Axiom Verge is an indie game that mixes equal parts Metroid and Castlevania to make for a fantastic throwback adventure.
Axiom Verge is a side-scrolling platformer built basically by one guy over the course of about five years. It looks and plays a lot like classic Metroid and Castlevania 8-bit games from the NES era.
This isn't anything new -- plenty of indie games have tried to tickle the sensitive nostalgia receptors of twenty and thirty-something gamers who grew up with sprite graphics and two-button gamepads.
But where a lot of those games fizzle out after the novelty evaporates, Axiom Verge perseveres, like a throwback phoenix through the ashes of knock-off imposters.
What makes Axiom Verge so much fun is a smorgasbord of nuances and devilishly clever design choices.
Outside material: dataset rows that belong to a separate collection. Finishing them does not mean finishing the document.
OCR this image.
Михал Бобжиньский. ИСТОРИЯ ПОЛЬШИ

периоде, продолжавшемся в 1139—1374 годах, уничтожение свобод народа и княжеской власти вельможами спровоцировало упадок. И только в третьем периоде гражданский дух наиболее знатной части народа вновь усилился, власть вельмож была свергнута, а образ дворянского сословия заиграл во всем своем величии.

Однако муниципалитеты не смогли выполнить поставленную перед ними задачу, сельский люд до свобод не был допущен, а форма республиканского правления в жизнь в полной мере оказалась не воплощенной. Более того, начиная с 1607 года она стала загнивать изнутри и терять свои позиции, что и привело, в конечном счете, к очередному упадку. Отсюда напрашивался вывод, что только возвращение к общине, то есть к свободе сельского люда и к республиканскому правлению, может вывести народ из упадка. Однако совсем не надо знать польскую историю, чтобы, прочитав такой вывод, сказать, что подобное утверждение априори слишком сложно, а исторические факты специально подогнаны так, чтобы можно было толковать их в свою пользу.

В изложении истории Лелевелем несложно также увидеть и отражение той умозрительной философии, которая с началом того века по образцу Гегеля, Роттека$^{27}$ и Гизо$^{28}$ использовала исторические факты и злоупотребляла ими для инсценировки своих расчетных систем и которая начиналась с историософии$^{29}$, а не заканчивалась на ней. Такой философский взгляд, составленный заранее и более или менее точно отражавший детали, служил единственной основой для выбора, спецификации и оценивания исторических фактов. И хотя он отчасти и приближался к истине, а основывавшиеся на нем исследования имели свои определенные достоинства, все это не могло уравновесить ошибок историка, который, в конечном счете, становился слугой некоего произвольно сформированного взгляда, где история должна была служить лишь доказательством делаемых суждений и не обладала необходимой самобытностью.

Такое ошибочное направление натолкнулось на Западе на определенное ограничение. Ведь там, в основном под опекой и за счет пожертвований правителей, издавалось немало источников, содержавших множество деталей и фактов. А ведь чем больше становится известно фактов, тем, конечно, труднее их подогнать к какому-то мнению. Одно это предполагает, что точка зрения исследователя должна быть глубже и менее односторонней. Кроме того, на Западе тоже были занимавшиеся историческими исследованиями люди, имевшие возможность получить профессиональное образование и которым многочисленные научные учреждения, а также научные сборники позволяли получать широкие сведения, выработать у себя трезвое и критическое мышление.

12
It plays on a graphical glitch aesthetic that anyone with an NES can instantly identify with -- a pervasive imperfection that seemed to affect the majority of titles from that era. Only this time, there's no cartridge to blow in to.
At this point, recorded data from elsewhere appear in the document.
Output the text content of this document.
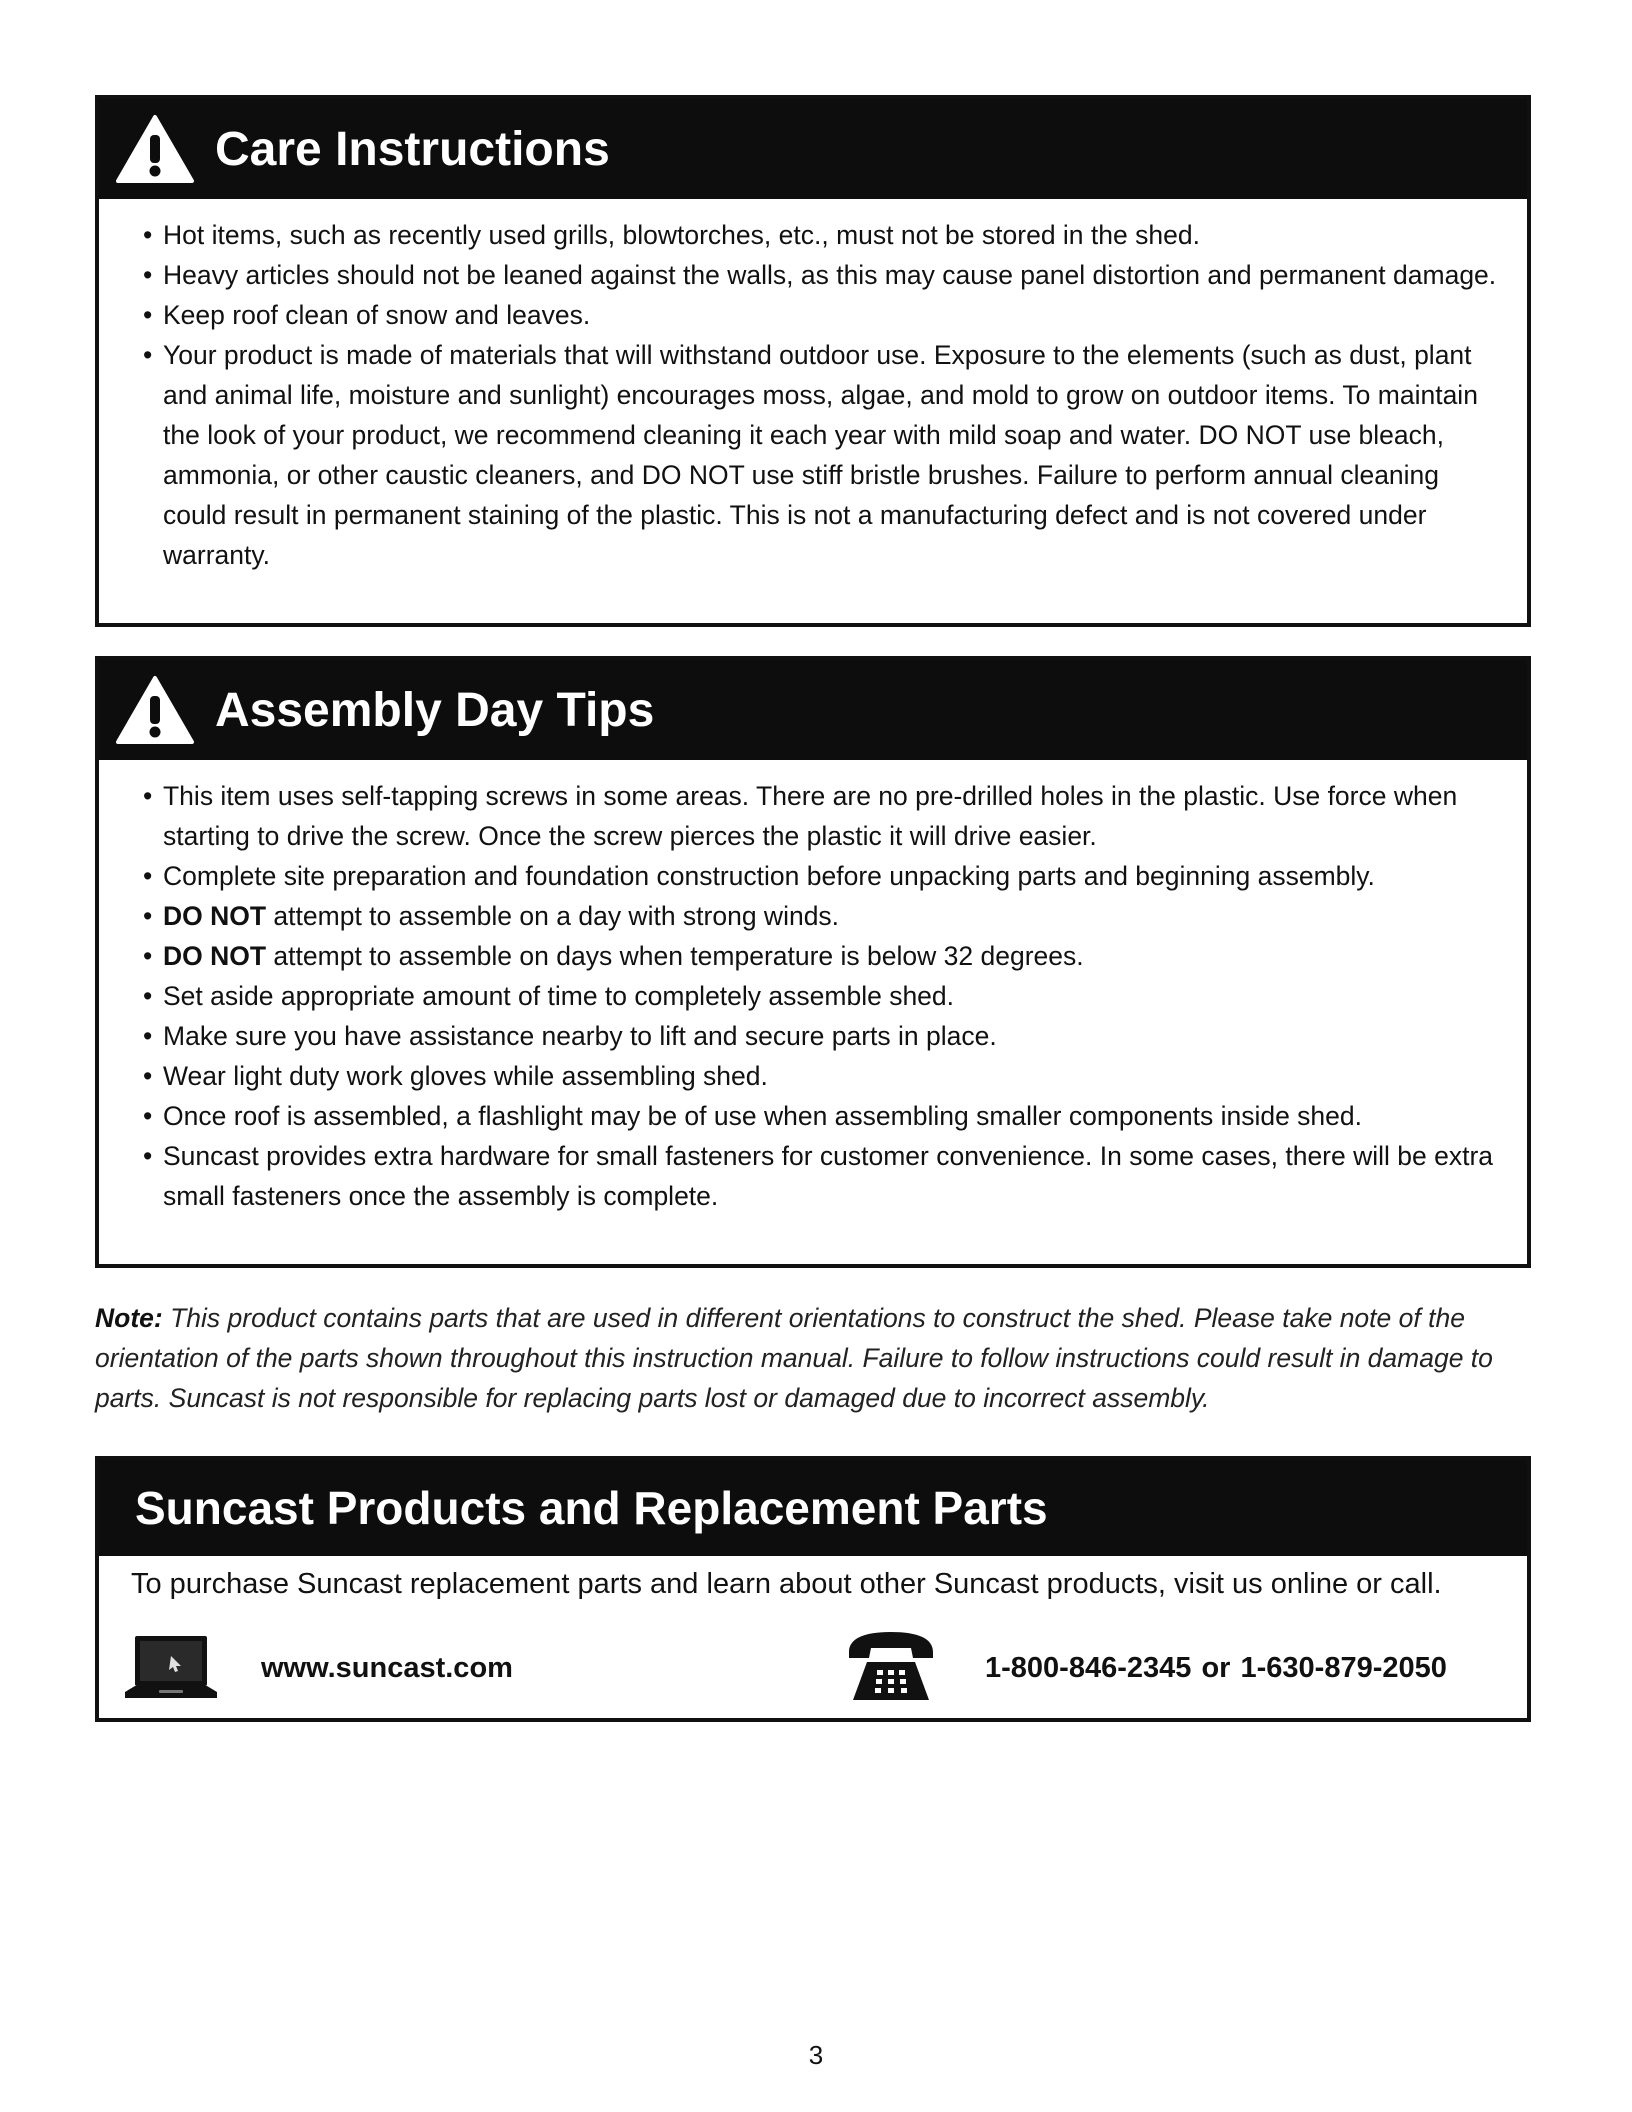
Care Instructions
• Hot items, such as recently used grills, blowtorches, etc., must not be stored in the shed.
• Heavy articles should not be leaned against the walls, as this may cause panel distortion and permanent damage.
• Keep roof clean of snow and leaves.
• Your product is made of materials that will withstand outdoor use. Exposure to the elements (such as dust, plant and animal life, moisture and sunlight) encourages moss, algae, and mold to grow on outdoor items. To maintain the look of your product, we recommend cleaning it each year with mild soap and water. DO NOT use bleach, ammonia, or other caustic cleaners, and DO NOT use stiff bristle brushes. Failure to perform annual cleaning could result in permanent staining of the plastic. This is not a manufacturing defect and is not covered under warranty.
Assembly Day Tips
• This item uses self-tapping screws in some areas. There are no pre-drilled holes in the plastic. Use force when starting to drive the screw. Once the screw pierces the plastic it will drive easier.
• Complete site preparation and foundation construction before unpacking parts and beginning assembly.
• DO NOT attempt to assemble on a day with strong winds.
• DO NOT attempt to assemble on days when temperature is below 32 degrees.
• Set aside appropriate amount of time to completely assemble shed.
• Make sure you have assistance nearby to lift and secure parts in place.
• Wear light duty work gloves while assembling shed.
• Once roof is assembled, a flashlight may be of use when assembling smaller components inside shed.
• Suncast provides extra hardware for small fasteners for customer convenience. In some cases, there will be extra small fasteners once the assembly is complete.
Note: This product contains parts that are used in different orientations to construct the shed. Please take note of the orientation of the parts shown throughout this instruction manual. Failure to follow instructions could result in damage to parts. Suncast is not responsible for replacing parts lost or damaged due to incorrect assembly.
Suncast Products and Replacement Parts
To purchase Suncast replacement parts and learn about other Suncast products, visit us online or call.
www.suncast.com	1-800-846-2345 or 1-630-879-2050
3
It's all the little things that really work in Axiom Verge, from the intoxicating score, to that iconic boxed map you've seen a hundred times, to simply the typefaces. It layers just enough complexity to keep it from feeling dusty, and takes advantage of a multi-buttoned gamepad in the way you had always hoped a Metroid game eventually would.
The homage paid to 80s platforming oozes through every pixel, but there are hints of gaming's evolution peppered in. Everything screams 1986, but brilliantly, Axiom Verge harnesses contemporary gaming ideas to make it feel 2015 just as much.
It's this genius hybrid that makes me love Axiom Verge. It's not simple game by any stretch, but it's something that can traversed with a bit of patience. Where the Metroids and Castlevanias of yesteryear injected the player with a sense of isolation, Axiom Verge harnesses that feeling of despair and nails the identical satisfaction of progression.
Axiom Verge is currently available on PS4 for $19.99. It will be out on PC later this year.